Reject requests when system is overloaded.
Better to fail fast than cascade.
"""
def __init__(self, max_latency_ms=100, window_seconds=10):
self.max_latency = max_latency_ms
self.latencies = deque(maxlen=1000)
self.rejection_rate = 0.0
def should_accept(self) -> bool:
if self.rejection_rate > 0:
if random.random() < self.rejection_rate:
return False
return True
def record_latency(self, latency_ms: float):
self.latencies.append(latency_ms)
self._update_rejection_rate()
def _update_rejection_rate(self):
if len(self.latencies) < 100:
return
avg_latency = sum(self.latencies) / len(self.latencies)
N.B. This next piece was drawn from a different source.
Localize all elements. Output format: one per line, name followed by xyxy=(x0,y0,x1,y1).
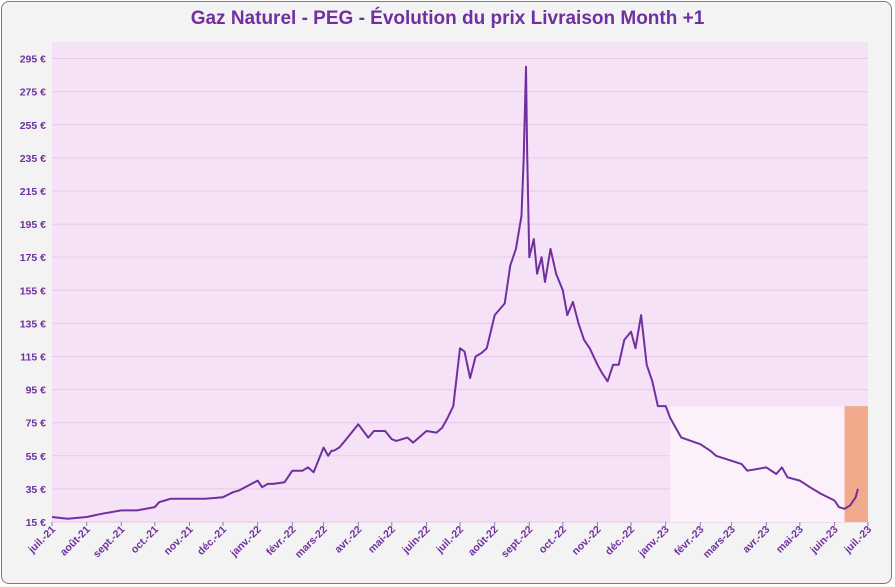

if avg_latency > self.max_latency * 2:
self.rejection_rate = min(0.9, self.rejection_rate + 0.1)
elif avg_latency < self.max_latency:
self.rejection_rate = max(0.0, self.rejection_rate - 0.05)
# Usage in middleware
load_shedder = AdaptiveLoadShedder()
@app.middleware
def load_shedding_middleware(request):
if not load_shedder.should_accept():
return Response(status=503, body="Service overloaded")
start = time.time()
response = handle_request(request)
load_shedder.record_latency((time.time() - start) * 1000)
return response
Layer 5: Graceful Degradation
class OrderService:
def create_order(self, order_data):
# Essential: Must succeed
order = self.save_order(order_data)
payment = self.process_payment(order)
# Non-essential: Can fail gracefully
try:
recommendations = self.get_recommendations(order)
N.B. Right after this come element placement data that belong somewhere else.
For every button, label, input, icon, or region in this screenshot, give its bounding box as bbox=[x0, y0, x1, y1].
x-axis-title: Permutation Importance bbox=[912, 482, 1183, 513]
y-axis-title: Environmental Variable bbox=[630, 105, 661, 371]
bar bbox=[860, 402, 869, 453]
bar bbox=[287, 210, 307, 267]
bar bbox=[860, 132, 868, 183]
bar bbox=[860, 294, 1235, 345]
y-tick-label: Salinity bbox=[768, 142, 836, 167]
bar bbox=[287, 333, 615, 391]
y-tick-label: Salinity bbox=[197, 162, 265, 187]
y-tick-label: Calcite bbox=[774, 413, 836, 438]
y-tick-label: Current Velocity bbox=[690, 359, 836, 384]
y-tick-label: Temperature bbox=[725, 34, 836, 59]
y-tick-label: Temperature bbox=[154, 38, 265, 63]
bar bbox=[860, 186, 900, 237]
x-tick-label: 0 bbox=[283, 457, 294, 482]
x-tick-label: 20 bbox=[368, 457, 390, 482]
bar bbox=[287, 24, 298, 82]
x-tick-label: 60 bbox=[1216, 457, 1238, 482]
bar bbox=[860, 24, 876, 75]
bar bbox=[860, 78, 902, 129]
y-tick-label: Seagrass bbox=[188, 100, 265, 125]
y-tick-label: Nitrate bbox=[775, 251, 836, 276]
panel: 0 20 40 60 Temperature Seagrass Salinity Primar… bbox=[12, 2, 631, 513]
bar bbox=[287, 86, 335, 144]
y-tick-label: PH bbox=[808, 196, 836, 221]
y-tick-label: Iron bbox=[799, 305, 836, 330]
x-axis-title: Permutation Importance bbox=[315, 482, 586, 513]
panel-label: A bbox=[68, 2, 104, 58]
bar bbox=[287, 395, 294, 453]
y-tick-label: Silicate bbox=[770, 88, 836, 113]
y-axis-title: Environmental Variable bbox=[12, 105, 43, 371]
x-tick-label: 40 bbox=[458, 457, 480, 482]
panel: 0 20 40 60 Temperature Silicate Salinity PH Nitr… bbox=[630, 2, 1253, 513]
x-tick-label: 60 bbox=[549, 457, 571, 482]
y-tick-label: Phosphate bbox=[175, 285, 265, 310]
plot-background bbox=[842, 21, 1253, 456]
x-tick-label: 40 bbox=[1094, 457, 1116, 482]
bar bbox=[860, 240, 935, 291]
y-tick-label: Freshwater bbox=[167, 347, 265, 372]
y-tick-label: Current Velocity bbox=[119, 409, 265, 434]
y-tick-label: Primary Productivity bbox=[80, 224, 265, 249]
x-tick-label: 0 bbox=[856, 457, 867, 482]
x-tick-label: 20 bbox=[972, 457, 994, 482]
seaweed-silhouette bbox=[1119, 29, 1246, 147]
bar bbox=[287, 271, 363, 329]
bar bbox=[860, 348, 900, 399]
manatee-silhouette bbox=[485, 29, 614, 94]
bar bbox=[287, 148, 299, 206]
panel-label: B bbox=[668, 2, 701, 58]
except ServiceUnavailableError:
recommendations = [] # Empty is OK
try:
self.send_confirmation_email(order)
except ServiceUnavailableError:
self.queue_email_for_later(order) # Async retry
try:
self.update_analytics(order)
except:
pass # Analytics can be reconstructed later
return OrderResponse(order, recommendations)
Architecture Patterns
resilience_patterns:
per_service:
- Circuit breaker (per dependency)
- Bulkhead (isolated thread/connection pools)
- Timeout (connect, read, write)
- Retry with backoff
per_request:
- Load shedding
- Rate limiting
- Request hedging (for reads)
infrastructure:
- Health checks (liveness + readiness)
- Auto-scaling
- Canary deployments
- Feature flags for quick disable
Monitoring for Early Detection
# Prometheus alerts
groups:
- name: cascade_early_warning
rules:
- alert: LatencySpike
expr: histogram_quantile(0.99, rate(http_request_duration_seconds_bucket[1m])) > 1
for: 30s
labels:
severity: warning
annotations:
summary: "P99 latency spike - potential cascade starting"
- alert: ErrorRateSpike
expr: rate(http_requests_total{status=~"5.."}[1m]) / rate(http_requests_total[1m]) > 0.1
for: 30s
labels:
severity: critical
- alert: ConnectionPoolExhaustion
expr: hikari_connections_active / hikari_connections_max > 0.9
for: 1m
labels:
severity: critical
- alert: ThreadPoolExhaustion
expr: executor_pool_size_threads / executor_pool_max_threads > 0.9
for: 1m
labels:
severity: critical
Key Takeaways
- Timeouts are mandatory - No timeout = potential cascade
- Circuit breakers at every boundary - Fail fast, not slow
- Bulkheads isolate failures - One dependency shouldn't kill everything
- Load shed when overloaded - 503 is better than cascade
- Rollback is not enough - Need to clear blocked resources
- Monitor connection/thread pools - They're the canary
Golden rule: Design every service assuming its dependencies will fail, and that it will fail for its dependents.